Majority of Economists Expect U.S. Economy Will Fall Into Recession This Year

FILE - President Joe Biden speaks about the February jobs report from the Roosevelt Room of the White House, March 10, 2023, in Washington. Republicans and Democrats have been dancing around each other about the need to raise the government's legal borrowing authority. Biden tried to edge closer on Thursday, …
AP Photo/Evan Vucci, File

The U.S. economy is expected to fall into a recession later this year, said a majority of economists surveyed in an influential semi-annual poll.

Fifty-eight percent of economists said they expect the economy to be in a recession to begin this year, according to the National Association for Business Economics (NABE) Policy Survey.

The largest share—24 percent—said they expect the recession to begin in the third quarter of this year. Sixteen percent said they expect the recession to begin in the second quarter, which begins at the end of this week as April starts. Another 13 percent said the recession will begin in the fourth quarter of this year.

Five percent said they believe the economy is already in a recession. That’s down significantly from the 19 percent who expressed the view that the economy was currently in a recession when asked in the August survey.

Twelve percent expect a recession to start in the first half of next year. Twenty-two percent said they expect no recession until the second half of next year or later.

“More than half of NABE Policy Survey panelists expect a recession at some point in 2023,” said NABE President Julia Coronado, president and founder, MacroPolicy Perspectives LLC.

There is widespread agreement that inflation will not come down to the Federal Reserve’s two percent target without a recession. More than two-thirds—69 percent—said they are “not very confident” or “not at all confident” that the Fed will be able to bring inflation down to the target in the next two years without inducing a recession.  That includes 43 percent who are “not very confident” and 26 percent who are “not at all confident.”

Twenty-three percent said they are “somewhat confident” that inflation will come down without a recession. Just four percent described themselves as “confident” of that outcome and three percent as “very confident.”

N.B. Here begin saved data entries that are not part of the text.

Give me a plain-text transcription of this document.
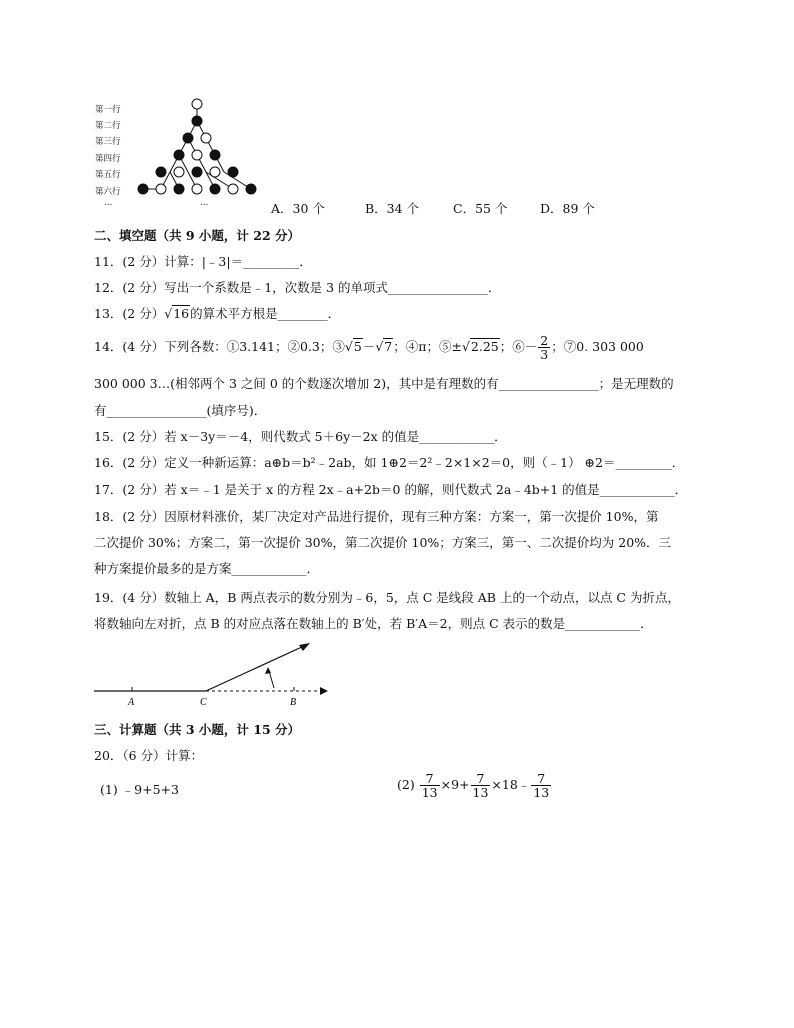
第一行
第二行
第三行
第四行
第五行
第六行
…	…	A．30 个	B．34 个	C．55 个	D．89 个
二、填空题（共 9 小题，计 22 分）
11．(2 分）计算：|﹣3|＝_________．
12．(2 分）写出一个系数是﹣1，次数是 3 的单项式________________．
13．(2 分）√16的算术平方根是________．
14．(4 分）下列各数：①3.141；②0.3；③√5－√7；④π；⑤±√2.25；⑥－ $\frac{2}{3}$ ；⑦0. 303 000
300 000 3…(相邻两个 3 之间 0 的个数逐次增加 2)，其中是有理数的有________________；是无理数的
有________________(填序号)．
15．(2 分）若 x－3y＝－4，则代数式 5＋6y－2x 的值是____________．
16．(2 分）定义一种新运算：a⊕b＝b²﹣2ab，如 1⊕2＝2²﹣2×1×2＝0，则（﹣1） ⊕2＝_________．
17．(2 分）若 x＝﹣1 是关于 x 的方程 2x﹣a+2b＝0 的解，则代数式 2a﹣4b+1 的值是____________．
18．(2 分）因原材料涨价，某厂决定对产品进行提价，现有三种方案：方案一，第一次提价 10%，第
二次提价 30%；方案二，第一次提价 30%，第二次提价 10%；方案三，第一、二次提价均为 20%．三
种方案提价最多的是方案____________．
19．(4 分）数轴上 A，B 两点表示的数分别为﹣6，5，点 C 是线段 AB 上的一个动点，以点 C 为折点，
将数轴向左对折，点 B 的对应点落在数轴上的 B′处，若 B′A＝2，则点 C 表示的数是____________．
A	C	B
三、计算题（共 3 小题，计 15 分）
20．（6 分）计算：
(1) ﹣9+5+3	$(2) \frac{7}{13} \times 9+ \frac{7}{13}$ ×18﹣ $\frac{7}{13}$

More than seven in ten panelists believe that growth in the consumer price index will remain above 4 percent through the end of this year. Twenty-six percent said over four percent inflation through the end of the year is “very likely” and 45 percent said this is “likely.”

Twenty-seven of the economists surveyed suggest that CPI inflation is “unlikely” or “very unlikely” to remain above 4% through the end of 2023.

“Panelists generally agree on the outlook for inflation and the consequences of rate hikes from the Federal Reserve,” added NABE Policy Survey Chair Mervin Jebaraj, University of Arkansas. “More than seven in ten panelists believe that growth in the consumer price index (CPI) will remain above 4 percent through the end of 2023, and more than two-thirds are not confident that the Fed will be able to bring inflation down to its 2 percent goal within the next two years without inducing a recession.”

Despite this, economists have a far better opinion about Fed policy than they did last year. Fifty-eight percent say they view current monetary policy to be “about right,” up from 46 percent in August and 22 percent a year ago. Twenty-six percent said monetary policy is too accommodative, down from 44 percent in August and 77 percent a year ago. Fourteen percent say policy is too restrictive, up from nine percent in August and none in March of 2022.

On the other hand, the share of economists who say fiscal policy is too stimulative continued to rise. Fifty-three percent said fiscal policy is too stimulative, up from 51 percent in August and 50 percent last March. Forty-one percent view fiscal policy as about right, down from 44 percent in the two prior surveys. Five percent said fiscal policy is too restrictive, up from three percent in August and four percent last March.